In our increasingly youth-centered culture, those who are fifty-years-old and older often hide or play down their age, all while worrying about their waning status in society. A member of that group myself, I certainly feel this divide. Recently, however, I was reminded of the power the elderly can exude. Before venturing into this story, I just want to clarify that it contains no violence and that it is based on the unexpected hutzpah of a quintessential New York character.
The story actually begins last night over dinner with a divorced father and friend. Both single parents, we were sharing the sagas of parenting teenagers on our own. While couples have the benefit of experiencing such scenarios together, we single parents are on our own and periodically need to seek out each other’s company for a sympathetic ear, commiseration and advice.
At one point, our conversation veered toward the surprising and infuriating viewpoint held by some youth who consider the middle-aged population beyond the point of engaging and enjoying in life’s pleasures and follies, such as dancing, having sex, following passions and just getting a little crazy every now and then. It’s as if we should be ready for La-Z-Boys chairs and soft food. Of course, this viewpoint is not held by all youngsters, and advertising has a lot to do with it in the first place, but regardless, it is an opinion I find disappointing, insulting, upsetting and downright incredulous. When I was a teenage, I remember thinking of my parents as older, but not old. And anyway, they proved me wrong so many times with their get-up-and-go that I eventually stopped thinking about it, and then I hit middle age myself.
Yesterday morning, I was reminded me of the fire and power the elderly can exhibit. We all need to be reminded of that, and in these times more than ever. I had run to catch the Saturday morning train to get downtown for my favorite yoga class, but discovered that my subway stop was closed for the weekend. I would need to take a shuttle bus to the closest working train, which meant taking a bus and then a train, which would make the trip much longer than usual. Begrudgingly, I took my place in the line for the bus with the other disgruntled customers headed to lower Manhattan and Brooklyn.
A bus soon came, but it was packed. There was no available seating, and only a little standing room left. I managed with a few others to squeeze inside (my yoga classes are essential). Sardines in a can, we had to hold on as the bus rocked and rumbled past illegally parked cars, garbage trucks and traffic lights controlling the heavy Saturday traffic. Realizing during this slow going that I was most likely going to miss my class, I found myself swearing under my breath, and I was not alone.

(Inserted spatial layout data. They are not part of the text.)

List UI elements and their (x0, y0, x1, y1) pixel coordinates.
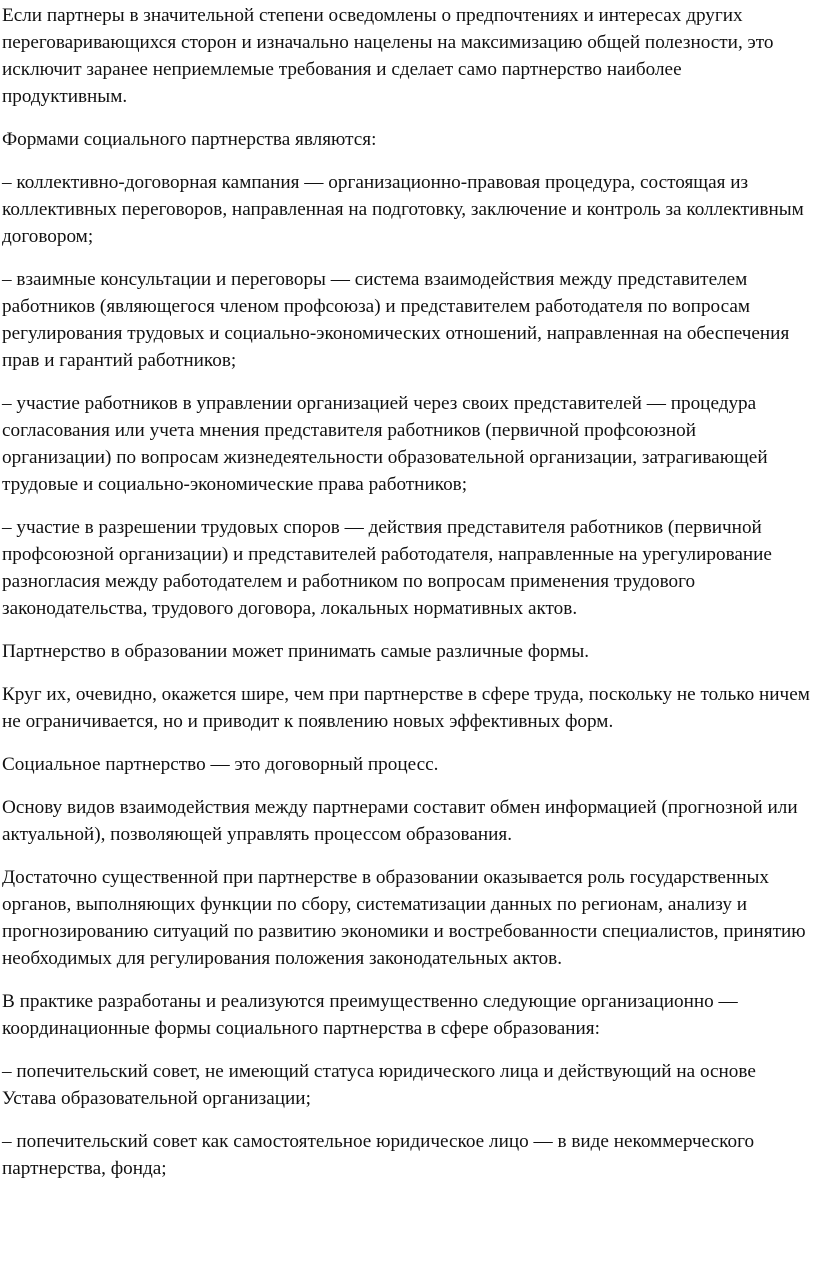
paragraph-forms-heading: Формами социального партнерства являются: (2, 129, 377, 150)
paragraph-contract-process: Социальное партнерство — это договорный процесс. (2, 754, 439, 775)
list-item-labor-disputes: – участие в разрешении трудовых споров — действия представителя работников (первичной профсоюзной организации) и представителей работодателя, направленные на урегулирование разногласия между работодателем и работником по вопросам применения трудового законодательства, трудового договора, локальных нормативных актов. (2, 517, 772, 619)
list-item-management-participation: – участие работников в управлении организацией через своих представителей — процедура согласования или учета мнения представителя работников (первичной профсоюзной организации) по вопросам жизнедеятельности образовательной организации, затрагивающей трудовые и социально-экономические права работников; (2, 393, 768, 495)
paragraph-wider-circle: Круг их, очевидно, окажется шире, чем при партнерстве в сфере труда, поскольку не только ничем не ограничивается, но и приводит к появлению новых эффективных форм. (2, 684, 810, 732)
paragraph-information-exchange: Основу видов взаимодействия между партнерами составит обмен информацией (прогнозной или актуальной), позволяющей управлять процессом образования. (2, 797, 798, 845)
list-item-board-no-legal-entity: – попечительский совет, не имеющий статуса юридического лица и действующий на основе Устава образовательной организации; (2, 1061, 756, 1109)
paragraph-partners-awareness: Если партнеры в значительной степени осведомлены о предпочтениях и интересах других переговаривающихся сторон и изначально нацелены на максимизацию общей полезности, это исключит заранее неприемлемые требования и сделает само партнерство наиболее продуктивным. (2, 5, 774, 107)
document-body (0, 2, 816, 1182)
paragraph-practice-forms: В практике разработаны и реализуются преимущественно следующие организационно — координационные формы социального партнерства в сфере образования: (2, 991, 738, 1039)
list-item-collective-agreement: – коллективно-договорная кампания — организационно-правовая процедура, состоящая из коллективных переговоров, направленная на подготовку, заключение и контроль за коллективным договором; (2, 172, 804, 247)
paragraph-education-forms: Партнерство в образовании может принимать самые различные формы. (2, 641, 590, 662)
list-item-board-legal-entity: – попечительский совет как самостоятельное юридическое лицо — в виде некоммерческого партнерства, фонда; (2, 1131, 755, 1179)
paragraph-state-role: Достаточно существенной при партнерстве в образовании оказывается роль государственных органов, выполняющих функции по сбору, систематизации данных по регионам, анализу и прогнозированию ситуаций по развитию экономики и востребованности специалистов, принятию необходимых для регулирования положения законодательных актов. (2, 867, 806, 969)
list-item-consultations: – взаимные консультации и переговоры — система взаимодействия между представителем работников (являющегося членом профсоюза) и представителем работодателя по вопросам регулирования трудовых и социально-экономических отношений, направленная на обеспечения прав и гарантий работников; (2, 269, 790, 371)
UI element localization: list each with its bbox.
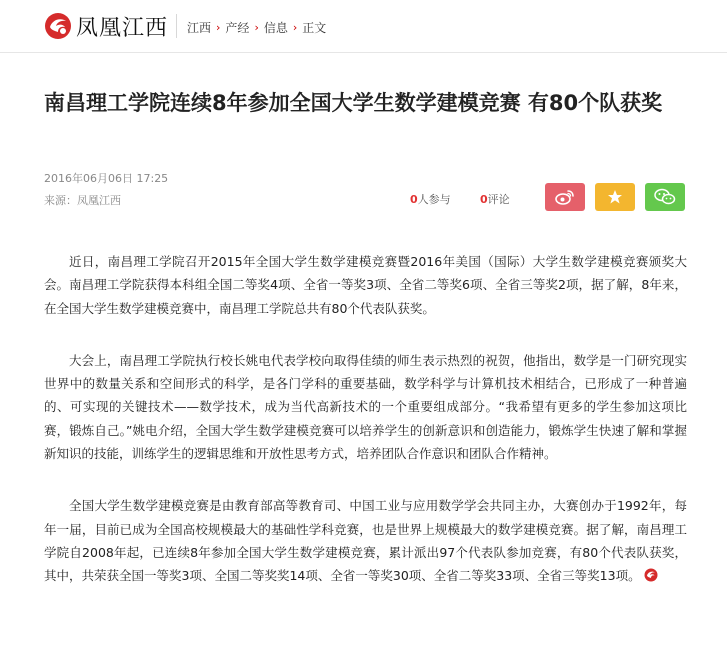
share-wechat-button[interactable] <box>645 183 685 211</box>
participants-count: 0 <box>410 193 418 206</box>
article-body <box>44 250 687 617</box>
participants-stat[interactable] <box>410 191 451 207</box>
site-header <box>0 0 727 52</box>
breadcrumb-separator: › <box>254 21 259 34</box>
article-paragraph-2: 大会上，南昌理工学院执行校长姚电代表学校向取得佳绩的师生表示热烈的祝贺，他指出，数学是一门研究现实世界中的数量关系和空间形式的科学，是各门学科的重要基础，数学科学与计算机技术相结合，已形成了一种普遍的、可实现的关键技术——数学技术，成为当代高新技术的一个重要组成部分。“我希望有更多的学生参加这项比赛，锻炼自己。”姚电介绍，全国大学生数学建模竞赛可以培养学生的创新意识和创造能力，锻炼学生快速了解和掌握新知识的技能，训练学生的逻辑思维和开放性思考方式，培养团队合作意识和团队合作精神。 <box>44 352 687 462</box>
breadcrumb <box>187 19 326 36</box>
article-paragraph-1: 近日，南昌理工学院召开2015年全国大学生数学建模竞赛暨2016年美国（国际）大学生数学建模竞赛颁奖大会。南昌理工学院获得本科组全国二等奖4项、全省一等奖3项、全省二等奖6项、全省三等奖2项，据了解，8年来，在全国大学生数学建模竞赛中，南昌理工学院总共有80个代表队获奖。 <box>44 254 687 316</box>
favorite-button[interactable] <box>595 183 635 211</box>
article-title: 南昌理工学院连续8年参加全国大学生数学建模竞赛 有80个队获奖 <box>44 91 663 115</box>
article-paragraph-3 <box>44 494 687 587</box>
breadcrumb-item-industry[interactable]: 产经 <box>225 21 250 35</box>
comments-label: 评论 <box>487 193 510 206</box>
breadcrumb-separator: › <box>292 21 298 34</box>
logo-text: 凤凰江西 <box>76 15 169 41</box>
header-divider <box>176 14 177 38</box>
breadcrumb-item-current: 正文 <box>302 21 327 35</box>
breadcrumb-item-info[interactable]: 信息 <box>263 21 288 35</box>
header-rule <box>0 52 727 53</box>
comments-stat[interactable] <box>480 191 510 207</box>
comments-count: 0 <box>480 193 488 206</box>
article-paragraph-3-text: 全国大学生数学建模竞赛是由教育部高等教育司、中国工业与应用数学学会共同主办，大赛创办于1992年，每年一届，目前已成为全国高校规模最大的基础性学科竞赛，也是世界上规模最大的数学建模竞赛。据了解，南昌理工学院自2008年起，已连续8年参加全国大学生数学建模竞赛，累计派出97个代表队参加竞赛，有80个代表队获奖，其中，共荣获全国一等奖3项、全国二等奖奖14项、全省一等奖30项、全省二等奖33项、全省三等奖13项。 <box>44 498 687 584</box>
article-source: 来源：凤凰江西 <box>44 194 121 207</box>
participants-label: 人参与 <box>417 193 451 206</box>
breadcrumb-item-jiangxi[interactable]: 江西 <box>187 21 212 35</box>
site-logo[interactable] <box>44 11 168 41</box>
article-end-phoenix-icon <box>644 568 658 582</box>
weibo-icon <box>555 189 575 205</box>
share-weibo-button[interactable] <box>545 183 585 211</box>
breadcrumb-separator: › <box>216 21 221 34</box>
article-date: 2016年06月06日 17:25 <box>44 172 169 185</box>
phoenix-logo-icon <box>44 12 72 40</box>
star-icon <box>607 189 623 205</box>
wechat-icon <box>654 188 676 206</box>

After what seemed like an eternity of stops and starts, the 96th Street subway station on Broadway was finally in sight, with just three remaining blocks to go. We were stopped at a traffic light when a little old lady hunched over a walker rolled past the front of the bus to position herself by our door. We were not at a bus stop, and we were not even a regular bus, but she wanted in.
The driver motioned that he would not open the door. He ignored her and looked straight ahead, but she was not deterred. Determined to get her way, she changed tactics, rolling her walker into the middle of the street, right in front of the bus and directly in front of the driver and then put on an intense stare. The light turned green, but we didn’t move and she continued to stare him down. Fortunately, he remained calm and composed. He did not beep his horn. He simply picked up the phone to call for assistance.
Meanwhile, the passengers, including myself, just wanted to get off the bus. A routine 7-minute train ride had become a 25-minute bus ride and we still had to get the train. We couldn’t move forward and there was no way the driver was going to open the door to let us off. We were being hold hostage! There was a little complaining, but I think most of us were completely stunned by the actions and hutzpah of the older woman.
This unspoken communication between her and the driver continued for a few more minutes until a younger woman, obviously having the seen the lady blocking the bus and the traffic behind us came over to help. She assisted the older woman out of the middle of the street, and stopped the traffic in the open lane next to us so that the woman could make it to the sidewalk.
Shortly afterwards, the bus driver got us to the station, and I made my train, knowing that I wouldn’t make my class. But I had a story and a reminder not to underestimate the elderly. Our hostage taker had stood face to face with our driver and wheel to walker with the bus. We can call it determination or even madness — in both senses of the word — but she made her point.